HackerOne

New Data Reveals Trust Gap Between Hackers and Organizations

SAN FRANCISCO, October 12, 2023 - HackerOne, the leader in Attack Resistance, today revealed data that found half (52%) of security professionals would rather accept the presence of undiscovered vulnerabilities than work with hackers, and 60% stated hackers cannot be fully trusted.* This gap in trust between organizations and hackers creates blindspots as organizations fail to receive essential vulnerability information to reduce security risk.
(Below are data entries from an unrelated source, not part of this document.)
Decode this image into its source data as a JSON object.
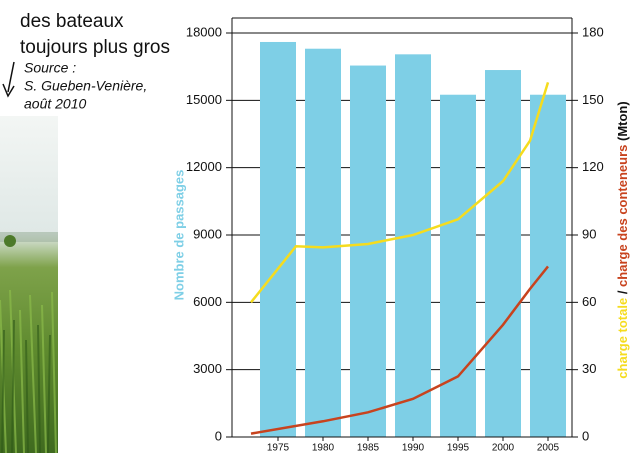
{
  "caption": {
    "lines": [
      "des bateaux",
      "toujours plus gros"
    ],
    "source_label": "Source :",
    "source": [
      "S. Gueben-Venière,",
      "août 2010"
    ]
  },
  "chart_data": {
    "type": "bar",
    "categories": [
      "1975",
      "1980",
      "1985",
      "1990",
      "1995",
      "2000",
      "2005"
    ],
    "category_years": [
      1975,
      1980,
      1985,
      1990,
      1995,
      2000,
      2005
    ],
    "series": [
      {
        "type": "bar",
        "color": "#7ecfe6",
        "values": [
          17600,
          17300,
          16550,
          17050,
          15250,
          16350,
          15250
        ]
      },
      {
        "type": "line",
        "axis": "y2",
        "color": "#f5dc1e",
        "x": [
          1972,
          1977,
          1980,
          1985,
          1990,
          1995,
          2000,
          2003,
          2005
        ],
        "values": [
          60,
          85,
          84.5,
          86,
          90,
          97,
          114,
          132,
          158
        ]
      },
      {
        "type": "line",
        "axis": "y2",
        "color": "#c8431e",
        "x": [
          1972,
          1980,
          1985,
          1990,
          1995,
          2000,
          2003,
          2005
        ],
        "values": [
          1.5,
          7,
          11,
          17,
          27,
          50,
          66,
          76
        ]
      }
    ],
    "ylim": [
      0,
      18000
    ],
    "yticks": [
      0,
      3000,
      6000,
      9000,
      12000,
      15000,
      18000
    ],
    "y2lim": [
      0,
      180
    ],
    "y2ticks": [
      0,
      30,
      60,
      90,
      120,
      150,
      180
    ],
    "y_label": "Nombre de passages",
    "y2_label": [
      {
        "text": "charge totale",
        "color": "#f5dc1e"
      },
      {
        "text": " / ",
        "color": "#111111"
      },
      {
        "text": "charge des conteneurs",
        "color": "#c8431e"
      },
      {
        "text": " (Mton)",
        "color": "#111111"
      }
    ],
    "grid": true
  }
}
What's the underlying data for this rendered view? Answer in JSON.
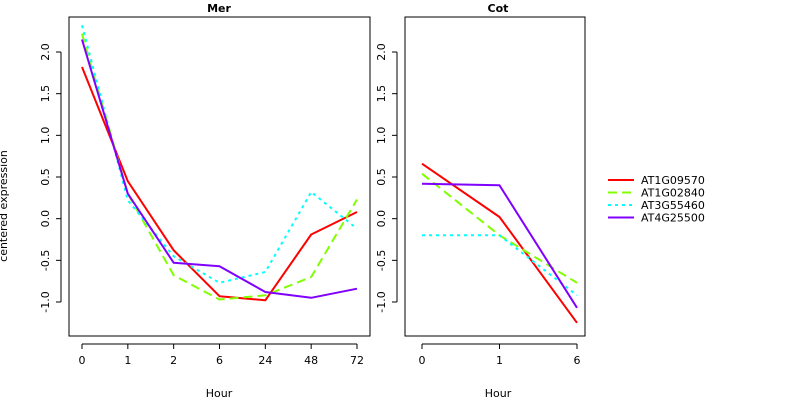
{
  "ylabel": "centered expression",
  "legend_position": "right",
  "chart_data": [
    {
      "type": "line",
      "title": "Mer",
      "xlabel": "Hour",
      "ylabel": "centered expression",
      "categories": [
        "0",
        "1",
        "2",
        "6",
        "24",
        "48",
        "72"
      ],
      "ylim": [
        -1.4,
        2.45
      ],
      "yticks": [
        "-1.0",
        "-0.5",
        "0.0",
        "0.5",
        "1.0",
        "1.5",
        "2.0"
      ],
      "series": [
        {
          "name": "AT1G09570",
          "color": "#ff0000",
          "dash": "solid",
          "values": [
            1.82,
            0.45,
            -0.38,
            -0.93,
            -0.98,
            -0.19,
            0.08
          ]
        },
        {
          "name": "AT1G02840",
          "color": "#80ff00",
          "dash": "dashed",
          "values": [
            2.22,
            0.3,
            -0.68,
            -0.97,
            -0.92,
            -0.7,
            0.23
          ]
        },
        {
          "name": "AT3G55460",
          "color": "#00ffff",
          "dash": "dotted",
          "values": [
            2.32,
            0.22,
            -0.45,
            -0.77,
            -0.64,
            0.32,
            -0.12
          ]
        },
        {
          "name": "AT4G25500",
          "color": "#8000ff",
          "dash": "solid",
          "values": [
            2.15,
            0.3,
            -0.53,
            -0.57,
            -0.88,
            -0.95,
            -0.84
          ]
        }
      ]
    },
    {
      "type": "line",
      "title": "Cot",
      "xlabel": "Hour",
      "categories": [
        "0",
        "1",
        "6"
      ],
      "ylim": [
        -1.4,
        2.45
      ],
      "yticks": [
        "-1.0",
        "-0.5",
        "0.0",
        "0.5",
        "1.0",
        "1.5",
        "2.0"
      ],
      "series": [
        {
          "name": "AT1G09570",
          "color": "#ff0000",
          "dash": "solid",
          "values": [
            0.66,
            0.02,
            -1.25
          ]
        },
        {
          "name": "AT1G02840",
          "color": "#80ff00",
          "dash": "dashed",
          "values": [
            0.54,
            -0.2,
            -0.77
          ]
        },
        {
          "name": "AT3G55460",
          "color": "#00ffff",
          "dash": "dotted",
          "values": [
            -0.2,
            -0.2,
            -0.92
          ]
        },
        {
          "name": "AT4G25500",
          "color": "#8000ff",
          "dash": "solid",
          "values": [
            0.42,
            0.4,
            -1.07
          ]
        }
      ]
    }
  ],
  "legend": [
    {
      "label": "AT1G09570",
      "color": "#ff0000",
      "dash": "solid"
    },
    {
      "label": "AT1G02840",
      "color": "#80ff00",
      "dash": "dashed"
    },
    {
      "label": "AT3G55460",
      "color": "#00ffff",
      "dash": "dotted"
    },
    {
      "label": "AT4G25500",
      "color": "#8000ff",
      "dash": "solid"
    }
  ]
}
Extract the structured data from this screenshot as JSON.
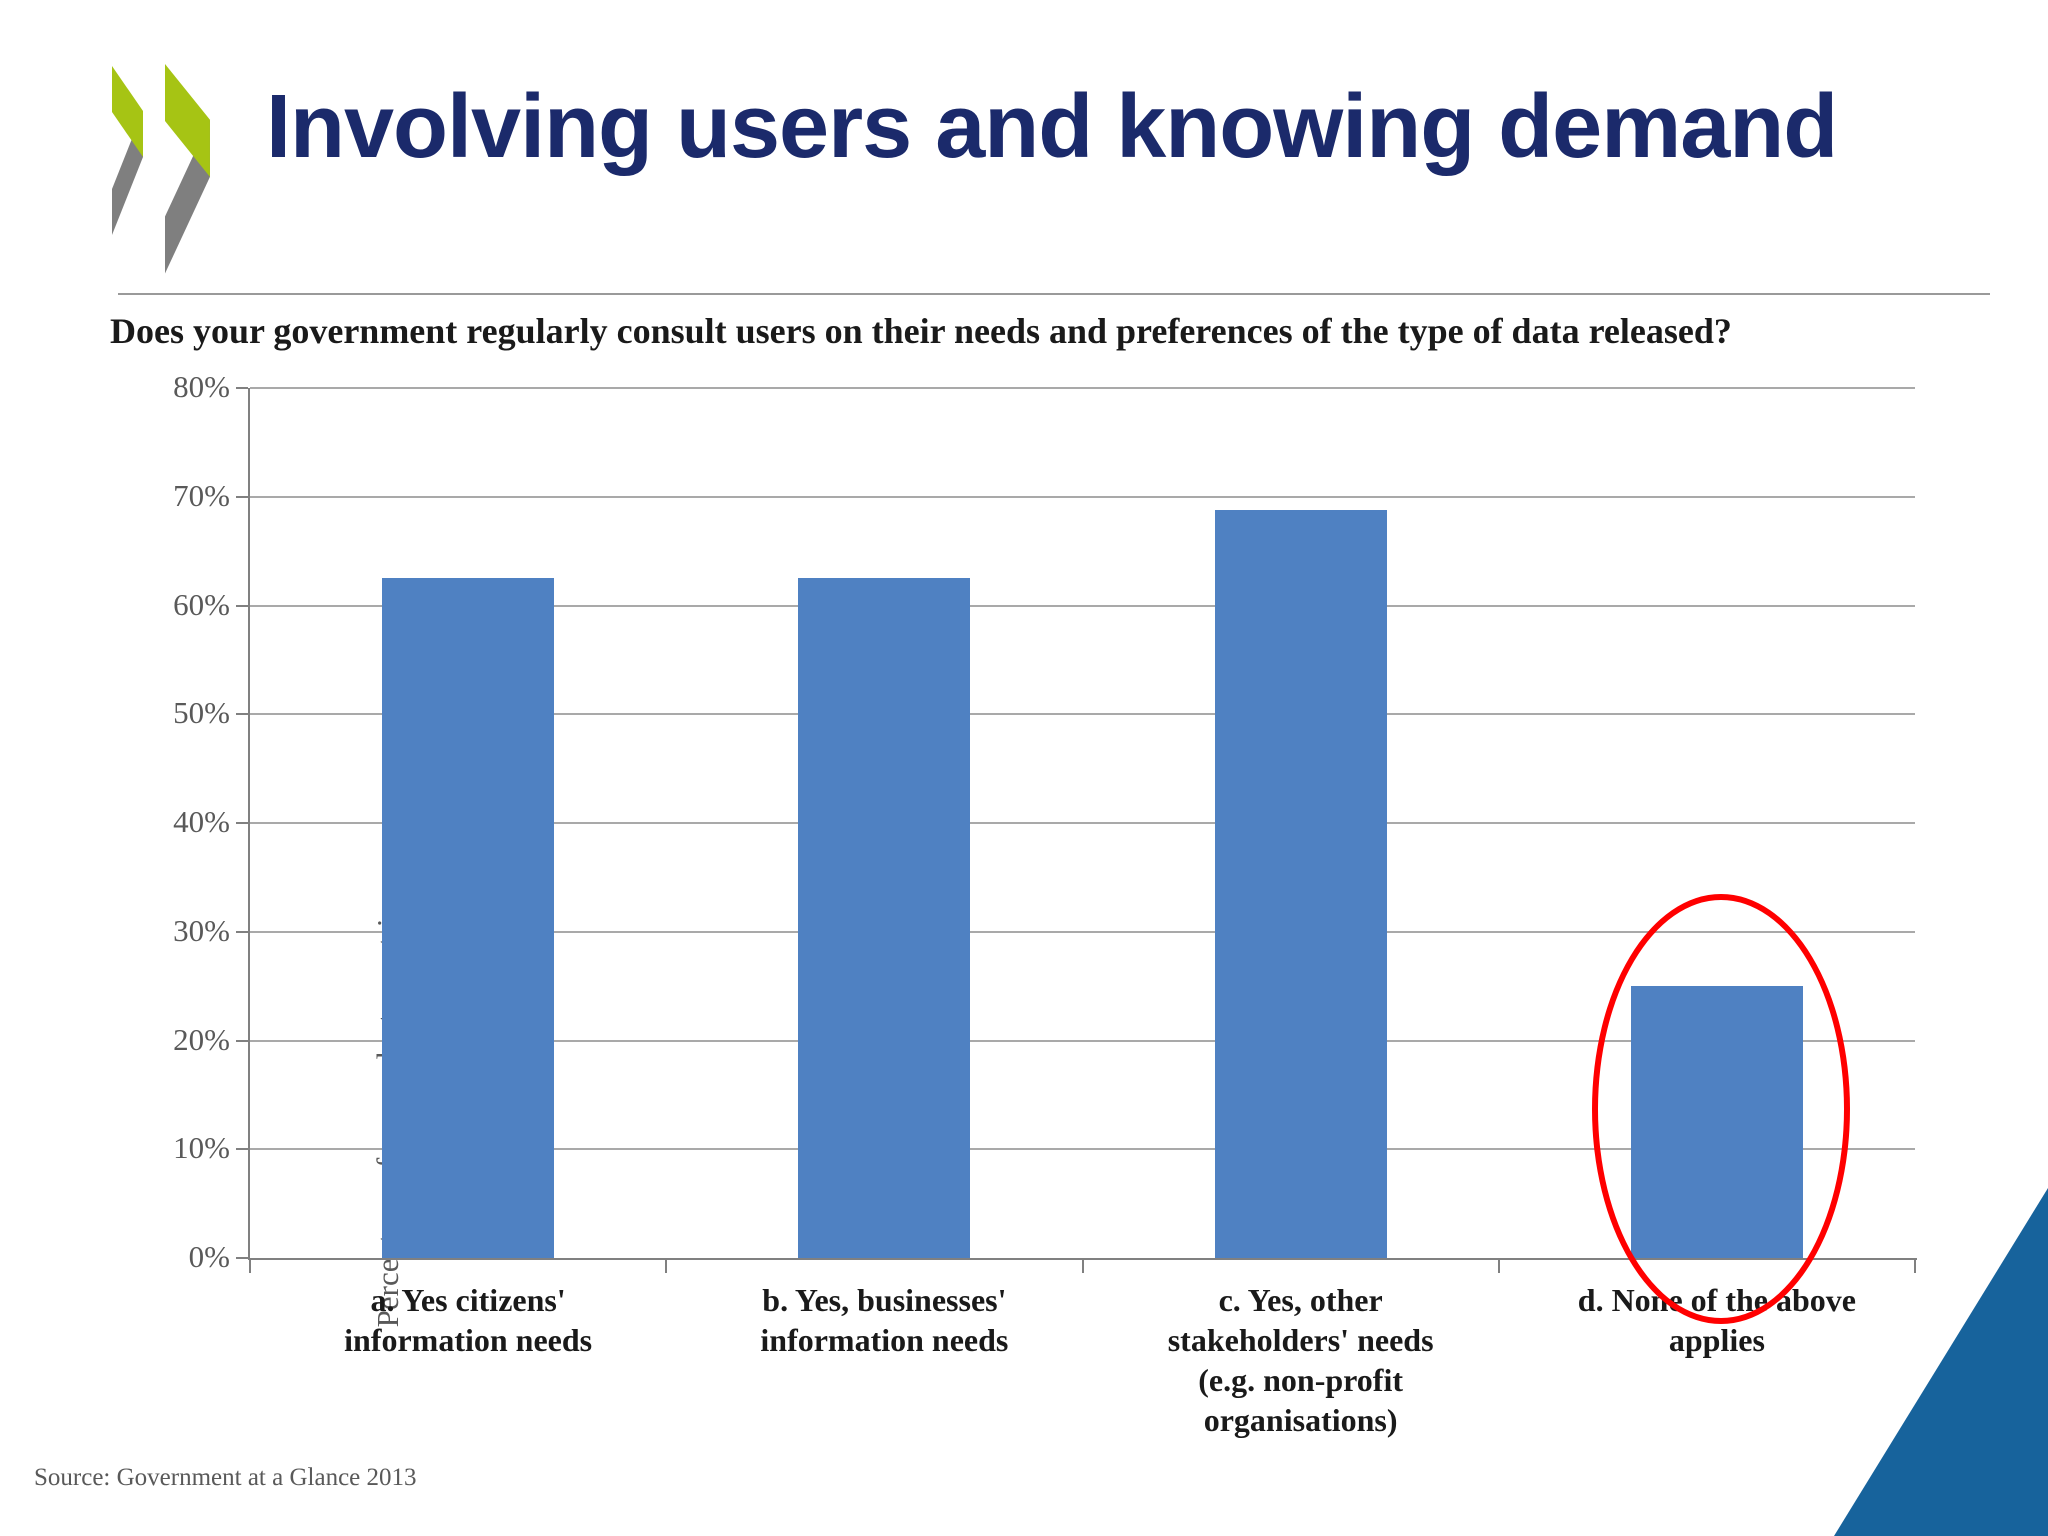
{
  "header": {
    "title": "Involving users and knowing demand",
    "logo": "oecd-chevrons-logo"
  },
  "question": "Does your government regularly consult users on their needs and preferences of the type of data released?",
  "footer": {
    "source": "Source: Government at a Glance 2013"
  },
  "colors": {
    "title_text": "#1b2a6b",
    "bar_fill": "#4f81c2",
    "axis_line": "#808080",
    "gridline": "#a9a9a9",
    "muted_text": "#595959",
    "label_text": "#1a1a1a",
    "highlight_ring": "#ff0000",
    "logo_green": "#a6c414",
    "logo_gray": "#7f7f7f",
    "corner_triangle": "#17639c"
  },
  "chart_data": {
    "type": "bar",
    "title": "Does your government regularly consult users on their needs and preferences of the type of data released?",
    "xlabel": "",
    "ylabel": "Percentage of respondent countries",
    "ylim": [
      0,
      80
    ],
    "ytick_step": 10,
    "ytick_labels": [
      "0%",
      "10%",
      "20%",
      "30%",
      "40%",
      "50%",
      "60%",
      "70%",
      "80%"
    ],
    "grid": true,
    "legend": false,
    "bar_color": "#4f81c2",
    "categories": [
      "a. Yes citizens'\ninformation needs",
      "b. Yes, businesses'\ninformation needs",
      "c. Yes, other\nstakeholders' needs\n(e.g. non-profit\norganisations)",
      "d. None of the above\napplies"
    ],
    "values": [
      62.5,
      62.5,
      68.8,
      25
    ],
    "unit": "%",
    "annotation": {
      "type": "red-ellipse-highlight",
      "target_category_index": 3,
      "target_category": "d. None of the above applies",
      "color": "#ff0000"
    }
  }
}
Preliminary findings from the 7th annual Hacker-Powered Security Report** revealed that the lack of a clear channel to disclose a vulnerability at an organization was the top reason cited by hackers who did not report a vulnerability they discovered. Organizations that do follow disclosure best practices continue to benefit from hacker engagement. As the cost of the average data breach hits $4.45M, three-quarters of HackerOne customers (70%) say hackers have helped them avoid a significant cybersecurity incident. 

“When hackers have no clear channel to disclose vulnerabilities, everyone suffers. Our research reveals a stigma that needs to be broken if we want to maintain the safety and security of the internet,” said Chris Evans, Chief Hacking Officer and CISO at HackerOne. “There’s no question cybercriminals inflict significant societal damage, but the majority of individuals engaged in hacking are law-abiding citizens seeking to learn, make the internet safer, and earn a livelihood. Our customers recognize that accepting vulnerabilities exist and allowing ethical hackers to test their systems builds trust with their customers and stakeholders — and reduces their chance of a costly breach.” 

Despite challenges, hacking as a profession continues to build momentum. Hackers are dedicated to further building their skills, with 60% of hackers confirming they view hacking as their career, up from 41% last year, and 61% of hackers are dedicated to learning and developing hacking tools with Generative AI (GenAI) to find more vulnerabilities faster. 

“A lot of what you see in movies or on TV is wrong – from the process of hacking to how hackers behave. We’re part of a huge global community, so we don’t all fit a particular stereotype,” said Roni Carta, HackerOne hacker. “Right now, I'm focused on understanding GenAI’s potential impact and how it can influence the cybersecurity landscape. While I use GenAI daily to enhance my hacking techniques, I'm also investing time in learning how to hack this technology. With every new innovation, new attack surfaces emerge, and it's essential cybersecurity evolves in rhythm with these advancements.”

About HackerOne

HackerOne pinpoints the most critical security flaws across an organization’s attack surface with continual offensive testing to outmatch cybercriminals. HackerOne’s Attack Resistance Platform blends the security expertise of ethical hackers with asset discovery, continuous assessment, and process enhancement to reduce threat exposure and empower organizations to transform their businesses with confidence. Customers include Citrix, Coinbase, Costa Coffee, General Motors, GitHub, Goldman Sachs, Hyatt, PayPal, Singapore’s Ministry of Defense, Slack, the U.S. Department of Defense, and Yahoo. In 2023, HackerOne was named a Best Workplace for Innovators by Fast Company.

*The CensusWide survey was conducted from March 29-31, 2023. The nationwide online survey gathered insights from 100 U.S. cybersecurity professionals aged 18 and up at companies with 10 or more employees.

**The 2023 Hacker-Powered Security Report polled HackerOne customers and more than 5,000 hackers.